2. Description of the Related Art
Powerful computers may be designed as highly parallel systems where the processing activity of thousands of processors (CPUs) is coordinated to perform computing tasks. These systems are highly useful for a broad variety of applications, including financial modeling, hydrodynamics, quantum chemistry, astronomy, weather modeling and prediction, geological modeling, prime number factoring, and image processing (e.g., CGI animations and rendering), to name but a few examples.
For example, one family of parallel computing systems has been (and continues to be) developed by International Business Machines (IBM) under the name Blue Gene®. The Blue Gene/L architecture provides a scalable, parallel computer that may be configured with a maximum of 65,536 (216) compute nodes. Each compute node includes a single application specific integrated circuit (ASIC) with 2 CPU's and memory. The Blue Gene/L architecture has been successful and on Oct. 27, 2005, IBM announced that a Blue Gene/L system had reached an operational speed of 280.6 teraflops (280.6 trillion floating-point operations per second), making it the fastest computer in the world at that time. Further, as of June 2005, Blue Gene/L installations at various sites world-wide were among five out of the ten top most powerful computers in the world.
The compute nodes in a parallel system typically communicate with one another over multiple communication networks. For example, the compute nodes of a Blue Gene/L system are interconnected using five specialized networks. The primary communication strategy for the Blue Gene/L system is message passing over a torus network (i.e., a set of point-to-point links between pairs of nodes). The torus network allows application programs developed for parallel processing systems to use high level interfaces such as Message Passing Interface (MPI) and Aggregate Remote Memory Copy Interface (ARMCI) to perform computing tasks and distribute data among a set of compute nodes. Of course, other message passing interfaces have been (and are being) developed. Additionally, the Blue Gene/L includes both a collective network and a global interrupt network. Further, certain nodes are also connected to a gigabit Ethernet. These nodes are typically used to perform I/O operations between the Blue Gene core and an external entity such as a file server. Other massively parallel architectures also use multiple, independent networks to connect compute nodes to one another.

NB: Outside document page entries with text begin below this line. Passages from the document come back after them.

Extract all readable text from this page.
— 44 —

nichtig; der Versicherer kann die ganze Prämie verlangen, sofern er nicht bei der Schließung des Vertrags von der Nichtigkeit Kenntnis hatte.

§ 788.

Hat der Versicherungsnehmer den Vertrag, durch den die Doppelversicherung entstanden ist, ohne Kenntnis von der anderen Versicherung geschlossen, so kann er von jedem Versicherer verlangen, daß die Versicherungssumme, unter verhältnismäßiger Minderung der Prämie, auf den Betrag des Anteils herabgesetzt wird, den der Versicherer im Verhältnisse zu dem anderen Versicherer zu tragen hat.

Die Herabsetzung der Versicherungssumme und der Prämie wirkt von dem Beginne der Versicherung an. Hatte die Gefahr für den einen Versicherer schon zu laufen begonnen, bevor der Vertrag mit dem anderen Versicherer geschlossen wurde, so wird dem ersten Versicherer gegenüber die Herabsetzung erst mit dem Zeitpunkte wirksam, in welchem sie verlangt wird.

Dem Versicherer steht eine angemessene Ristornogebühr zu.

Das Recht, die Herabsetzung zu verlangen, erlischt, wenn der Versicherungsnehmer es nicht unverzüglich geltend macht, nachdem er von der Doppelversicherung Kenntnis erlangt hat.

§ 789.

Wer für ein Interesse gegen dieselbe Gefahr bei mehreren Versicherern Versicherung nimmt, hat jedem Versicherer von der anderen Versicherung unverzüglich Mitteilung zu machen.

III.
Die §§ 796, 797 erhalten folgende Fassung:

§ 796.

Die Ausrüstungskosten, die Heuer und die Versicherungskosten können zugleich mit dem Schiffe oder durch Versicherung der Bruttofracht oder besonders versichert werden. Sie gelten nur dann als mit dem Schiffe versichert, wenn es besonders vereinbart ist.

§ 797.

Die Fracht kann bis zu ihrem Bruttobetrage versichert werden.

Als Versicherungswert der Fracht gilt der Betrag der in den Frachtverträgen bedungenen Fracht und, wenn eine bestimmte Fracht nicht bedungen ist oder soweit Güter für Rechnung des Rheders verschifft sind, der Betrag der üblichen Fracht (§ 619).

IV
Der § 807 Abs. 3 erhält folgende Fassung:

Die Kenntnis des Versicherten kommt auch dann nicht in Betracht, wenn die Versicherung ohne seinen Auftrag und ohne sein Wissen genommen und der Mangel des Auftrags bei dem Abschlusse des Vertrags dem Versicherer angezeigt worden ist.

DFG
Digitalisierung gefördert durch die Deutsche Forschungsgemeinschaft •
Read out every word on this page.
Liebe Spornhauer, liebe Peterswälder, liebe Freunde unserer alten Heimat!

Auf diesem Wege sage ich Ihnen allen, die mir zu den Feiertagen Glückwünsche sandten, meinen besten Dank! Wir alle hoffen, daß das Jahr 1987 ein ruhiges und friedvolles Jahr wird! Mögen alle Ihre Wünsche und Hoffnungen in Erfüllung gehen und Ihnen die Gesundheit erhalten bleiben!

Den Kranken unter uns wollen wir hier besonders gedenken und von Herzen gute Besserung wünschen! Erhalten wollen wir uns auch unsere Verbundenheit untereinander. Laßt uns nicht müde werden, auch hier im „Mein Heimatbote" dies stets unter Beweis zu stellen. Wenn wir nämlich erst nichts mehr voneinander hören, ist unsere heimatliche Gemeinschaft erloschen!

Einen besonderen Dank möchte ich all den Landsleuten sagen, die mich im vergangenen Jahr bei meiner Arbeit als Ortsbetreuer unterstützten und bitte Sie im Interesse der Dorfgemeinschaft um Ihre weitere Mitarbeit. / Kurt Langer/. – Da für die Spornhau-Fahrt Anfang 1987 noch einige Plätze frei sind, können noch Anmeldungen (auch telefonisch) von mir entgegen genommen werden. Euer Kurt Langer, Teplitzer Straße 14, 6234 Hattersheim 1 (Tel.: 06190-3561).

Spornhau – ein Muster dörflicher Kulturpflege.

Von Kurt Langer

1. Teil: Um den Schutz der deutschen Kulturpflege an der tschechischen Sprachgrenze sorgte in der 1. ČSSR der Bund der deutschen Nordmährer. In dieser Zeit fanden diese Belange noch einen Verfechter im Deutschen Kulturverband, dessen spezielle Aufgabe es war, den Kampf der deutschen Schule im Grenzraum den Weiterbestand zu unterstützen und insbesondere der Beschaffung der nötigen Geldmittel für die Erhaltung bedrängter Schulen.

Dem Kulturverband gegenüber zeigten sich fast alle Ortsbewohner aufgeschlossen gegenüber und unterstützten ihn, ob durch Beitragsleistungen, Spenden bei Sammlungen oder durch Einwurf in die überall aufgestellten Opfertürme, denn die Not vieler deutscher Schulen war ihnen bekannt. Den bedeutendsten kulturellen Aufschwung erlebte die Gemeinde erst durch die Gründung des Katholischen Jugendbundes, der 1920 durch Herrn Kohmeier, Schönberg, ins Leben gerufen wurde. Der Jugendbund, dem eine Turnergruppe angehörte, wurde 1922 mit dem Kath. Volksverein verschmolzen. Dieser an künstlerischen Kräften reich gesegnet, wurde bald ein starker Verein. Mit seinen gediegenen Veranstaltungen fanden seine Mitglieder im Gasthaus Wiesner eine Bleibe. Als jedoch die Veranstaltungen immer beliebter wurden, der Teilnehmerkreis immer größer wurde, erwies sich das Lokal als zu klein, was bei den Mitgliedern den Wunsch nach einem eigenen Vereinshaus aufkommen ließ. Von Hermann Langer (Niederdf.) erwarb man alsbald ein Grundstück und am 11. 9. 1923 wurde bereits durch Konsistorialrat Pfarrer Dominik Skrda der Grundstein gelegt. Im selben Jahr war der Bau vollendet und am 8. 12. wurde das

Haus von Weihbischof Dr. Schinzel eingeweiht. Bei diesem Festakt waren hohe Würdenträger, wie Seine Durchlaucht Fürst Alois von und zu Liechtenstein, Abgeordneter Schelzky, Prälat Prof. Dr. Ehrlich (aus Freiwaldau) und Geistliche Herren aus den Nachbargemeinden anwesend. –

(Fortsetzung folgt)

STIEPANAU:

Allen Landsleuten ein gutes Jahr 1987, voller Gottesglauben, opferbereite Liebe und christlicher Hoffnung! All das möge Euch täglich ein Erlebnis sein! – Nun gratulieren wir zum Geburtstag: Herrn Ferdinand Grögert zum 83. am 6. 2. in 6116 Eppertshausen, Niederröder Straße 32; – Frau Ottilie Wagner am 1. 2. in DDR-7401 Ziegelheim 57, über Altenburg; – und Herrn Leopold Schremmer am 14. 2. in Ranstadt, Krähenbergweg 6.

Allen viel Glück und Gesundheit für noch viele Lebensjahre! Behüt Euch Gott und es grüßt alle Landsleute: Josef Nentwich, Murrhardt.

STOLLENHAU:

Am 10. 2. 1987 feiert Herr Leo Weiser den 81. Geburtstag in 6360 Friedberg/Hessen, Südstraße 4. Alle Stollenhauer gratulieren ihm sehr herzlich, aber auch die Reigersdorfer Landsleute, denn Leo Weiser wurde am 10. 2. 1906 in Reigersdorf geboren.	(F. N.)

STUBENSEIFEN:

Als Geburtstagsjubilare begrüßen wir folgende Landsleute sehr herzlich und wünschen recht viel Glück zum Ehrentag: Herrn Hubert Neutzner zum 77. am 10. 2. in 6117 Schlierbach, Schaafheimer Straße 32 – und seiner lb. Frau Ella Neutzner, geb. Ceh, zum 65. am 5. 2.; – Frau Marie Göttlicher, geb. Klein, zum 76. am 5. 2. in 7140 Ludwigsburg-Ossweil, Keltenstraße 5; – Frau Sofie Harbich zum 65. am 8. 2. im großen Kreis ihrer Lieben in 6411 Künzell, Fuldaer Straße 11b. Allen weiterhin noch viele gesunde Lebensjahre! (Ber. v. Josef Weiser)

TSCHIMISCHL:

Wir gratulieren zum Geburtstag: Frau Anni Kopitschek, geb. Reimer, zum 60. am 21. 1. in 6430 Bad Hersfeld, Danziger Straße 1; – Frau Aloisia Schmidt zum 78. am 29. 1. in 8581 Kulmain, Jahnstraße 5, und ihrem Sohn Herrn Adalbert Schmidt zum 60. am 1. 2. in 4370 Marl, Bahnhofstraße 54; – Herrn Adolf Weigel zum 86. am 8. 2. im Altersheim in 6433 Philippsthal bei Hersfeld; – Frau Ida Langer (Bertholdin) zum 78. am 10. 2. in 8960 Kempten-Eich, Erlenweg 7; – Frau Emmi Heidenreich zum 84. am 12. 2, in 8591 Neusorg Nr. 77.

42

Massively parallel systems such as the Blue Gene architecture were originally designed to support a SIMD (Single Instruction Multiple Data) programming paradigm. This typically involves running one large scale tightly coupled MPI-based application across all of the compute nodes in a partition. In comparison to other available packaging strategies, the Blue Gene packaging produces many teraflops per rack, has a large memory footprint, and low power consumption. This also makes the Blue Gene architecture attractive for a High Throughput Computing (HTC) model. HTC provides a computing model that allows for independent work units on each node. A launcher program resides on each compute node of a massively parallel system. The launcher program listens for work-requests from a scheduler, performs the request, and restarts. In such a case, each node in the system executes the same program, but may execute different portions of the program, depending on the actual work request taken up by a node. The scheduler is generally an external program transferring work requests to the launcher collective.